For the United States, this evolution means that as soon as it helps one ally improve its security forces, augment its intelligence capabilities and, hopefully, begin political and economic reform designed to undercut support for the insurgents, the enemy moves and the whole process must begin anew.

The good news is that networked, swarming insurgencies don’t seem to be able to take over countries the way that some hierarchical 20th-century ones could. The bad news is that they are very difficult—perhaps even impossible—to eradicate.

As insurgencies shifted from hierarchies to fluid networks, they have also melded with organized crime. During the Cold War, many insurgent movements found that by adopting leftist rhetoric and ideology, they could attract support from the Soviet Union or another communist nation.

Today few countries actively support insurgency, so insurgents must generate their own resources. Luckily for them, arms are easy to come by on the global market if they have money, but that’s the rub—sustaining an insurgency takes money. Lots of it. Taxing local people is often not enough, so insurgent movements turn to robbery, kidnapping, smuggling, poaching, illegal resource extraction, narcotics production, human trafficking and online crime.

Men work at a makeshift oil refinery site in Marchmarin town, southern countryside of Idlib, Syria, December 16, 2015.
Khalil Ashawi/Reuters

It is impossible to say today where an insurgency ends and a criminal gang begins. And to make things worse, these insurgent-criminal hybrids are becoming globalized, developing alliances and partnerships with criminals and extremists around the world.

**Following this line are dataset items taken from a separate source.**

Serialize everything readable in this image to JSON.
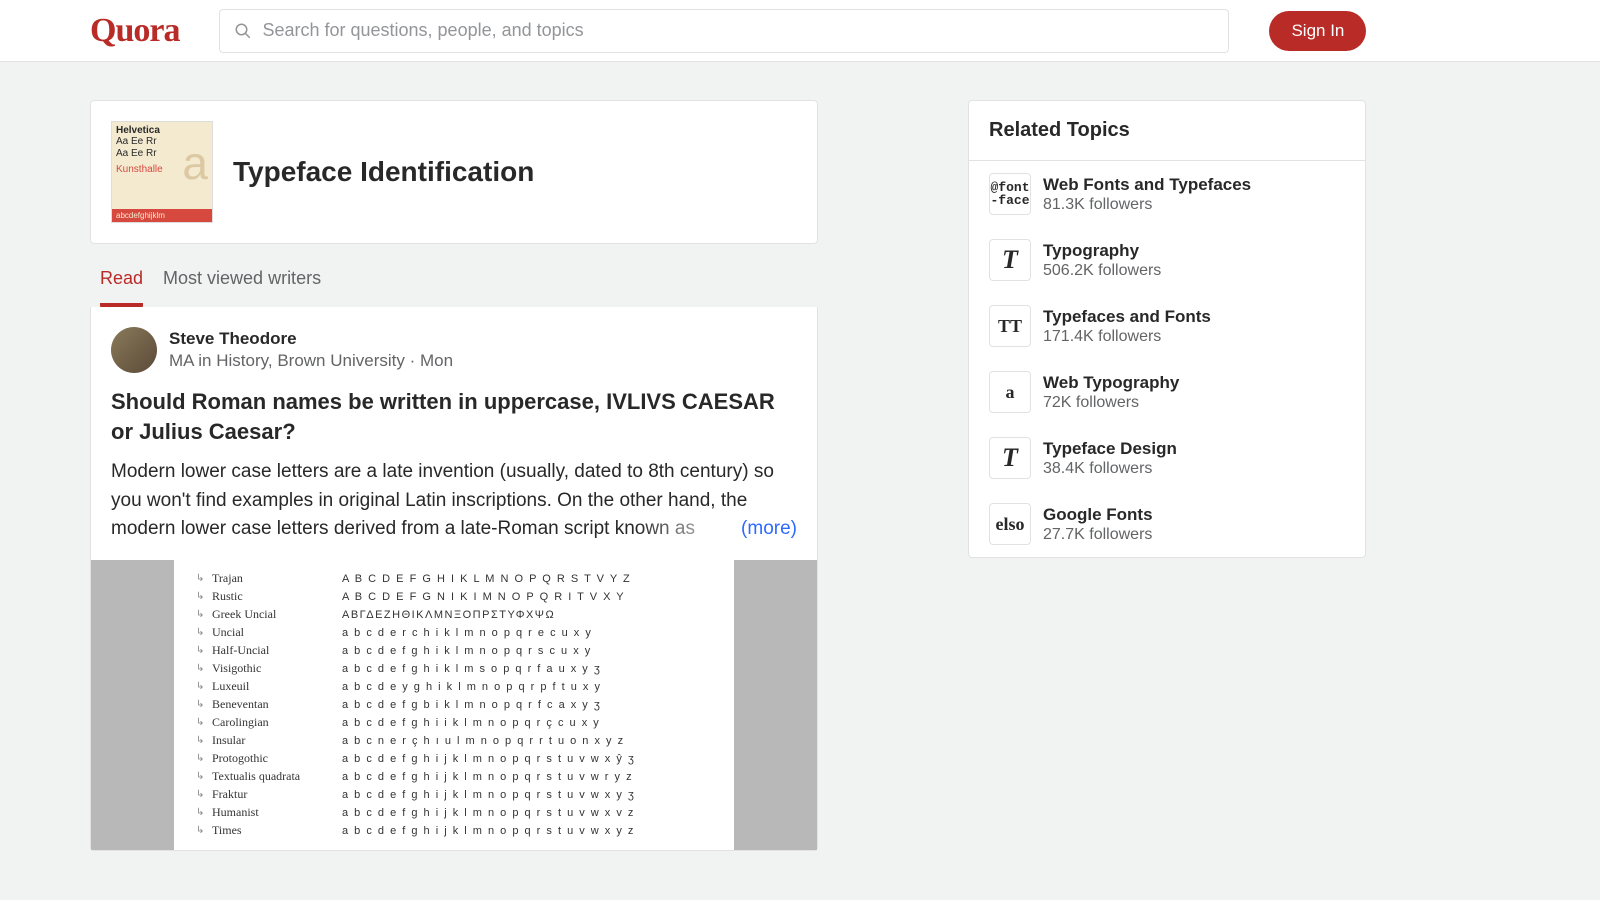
{
  "header": {
    "logo_text": "Quora",
    "search_placeholder": "Search for questions, people, and topics",
    "signin_label": "Sign In"
  },
  "topic": {
    "title": "Typeface Identification",
    "image": {
      "helvetica": "Helvetica",
      "sample": "Aa Ee Rr",
      "kunsthalle": "Kunsthalle",
      "alphabet": "abcdefghijklm",
      "big_letter": "a"
    }
  },
  "tabs": {
    "read": "Read",
    "writers": "Most viewed writers"
  },
  "post": {
    "author": "Steve Theodore",
    "credentials": "MA in History, Brown University · Mon",
    "title": "Should Roman names be written in uppercase, IVLIVS CAESAR or Julius Caesar?",
    "body": "Modern lower case letters are a late invention (usually, dated to 8th century) so you won't find examples in original Latin inscriptions. On the other hand, the modern lower case letters derived from a late-Roman script known as",
    "more": "(more)",
    "script_rows": [
      {
        "label": "Trajan",
        "letters": "A B C D E F G H I   K L M N O P Q R S T   V     Y Z"
      },
      {
        "label": "Rustic",
        "letters": "A B C D E F G N I   K I M N O P Q R I T   V   X Y"
      },
      {
        "label": "Greek Uncial",
        "letters": "ΑΒΓΔΕΖΗΘΙΚΛΜΝΞΟΠΡΣΤΥΦΧΨΩ"
      },
      {
        "label": "Uncial",
        "letters": "a b c d e r c h i   k l m n o p q r e c u     x y"
      },
      {
        "label": "Half-Uncial",
        "letters": "a b c d e f g h i   k l m n o p q r s c u     x y"
      },
      {
        "label": "Visigothic",
        "letters": "a b c d e f g h i   k l m s o p q r f a u     x y ʒ"
      },
      {
        "label": "Luxeuil",
        "letters": "a b c d e y g h i   k l m n o p q r p f t u     x y"
      },
      {
        "label": "Beneventan",
        "letters": "a b c d e f g b i   k l m n o p q r f c a     x y ʒ"
      },
      {
        "label": "Carolingian",
        "letters": "a b c d e f g h i i k l m n o p q r ç c u     x y"
      },
      {
        "label": "Insular",
        "letters": "a b c n e r ç h ı   u l m n o p q r r t u o n x y z"
      },
      {
        "label": "Protogothic",
        "letters": "a b c d e f g h i j k l m n o p q r s t u v w x ŷ ʒ"
      },
      {
        "label": "Textualis quadrata",
        "letters": "a b c d e f g h i j k l m n o p q r s t u v w r y z"
      },
      {
        "label": "Fraktur",
        "letters": "a b c d e f g h i j k l m n o p q r s t u v w x y ʒ"
      },
      {
        "label": "Humanist",
        "letters": "a b c d e f g h i j k l m n o p q r s t u v w x v z"
      },
      {
        "label": "Times",
        "letters": "a b c d e f g h i j k l m n o p q r  s t u v w x y z"
      }
    ]
  },
  "related": {
    "heading": "Related Topics",
    "items": [
      {
        "name": "Web Fonts and Typefaces",
        "followers": "81.3K followers",
        "icon_text": "@font\n-face",
        "icon_class": "mono"
      },
      {
        "name": "Typography",
        "followers": "506.2K followers",
        "icon_text": "T",
        "icon_class": "italic"
      },
      {
        "name": "Typefaces and Fonts",
        "followers": "171.4K followers",
        "icon_text": "TT",
        "icon_class": ""
      },
      {
        "name": "Web Typography",
        "followers": "72K followers",
        "icon_text": "a",
        "icon_class": ""
      },
      {
        "name": "Typeface Design",
        "followers": "38.4K followers",
        "icon_text": "T",
        "icon_class": "italic"
      },
      {
        "name": "Google Fonts",
        "followers": "27.7K followers",
        "icon_text": "elso",
        "icon_class": ""
      }
    ]
  }
}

Insurgency, in other words, has become one more aspect of the interconnected, complex, parasitic dark network of violence and extremism undercutting security and prosperity.

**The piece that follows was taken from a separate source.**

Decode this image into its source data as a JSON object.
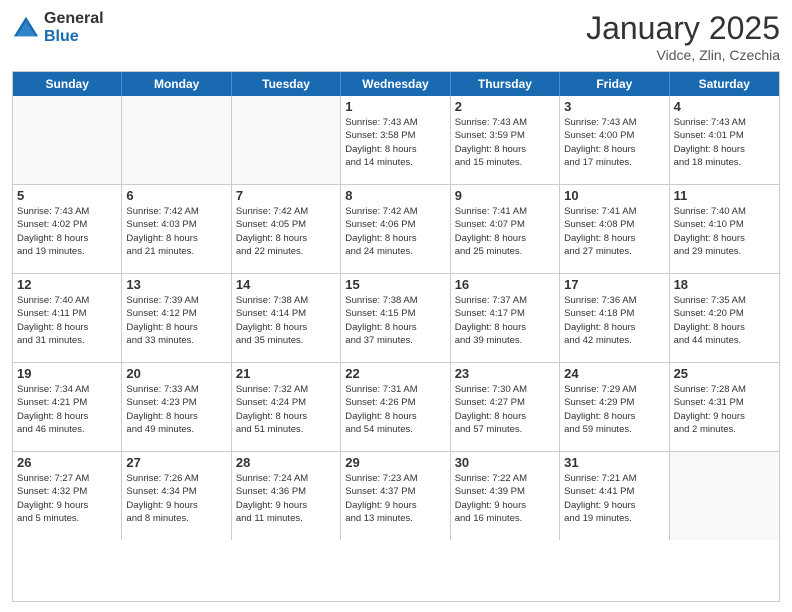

In the coming decades, the merging of these two dynamics—the technological developments Singer described, and the organizational and strategic changes characterized by the shift to loose, transnational networks and the melding with global crime—will produce insurgencies even more vexing and more deadly than their forebears.

The United States would still rather avoid them, but that may not be possible. The challenge, then, is for security experts, military strategists, the intelligence community, law enforcement and political leaders to all grapple with the onrushing evolution of insurgency and find some way to be effective when the United States is once again drawn into the fray.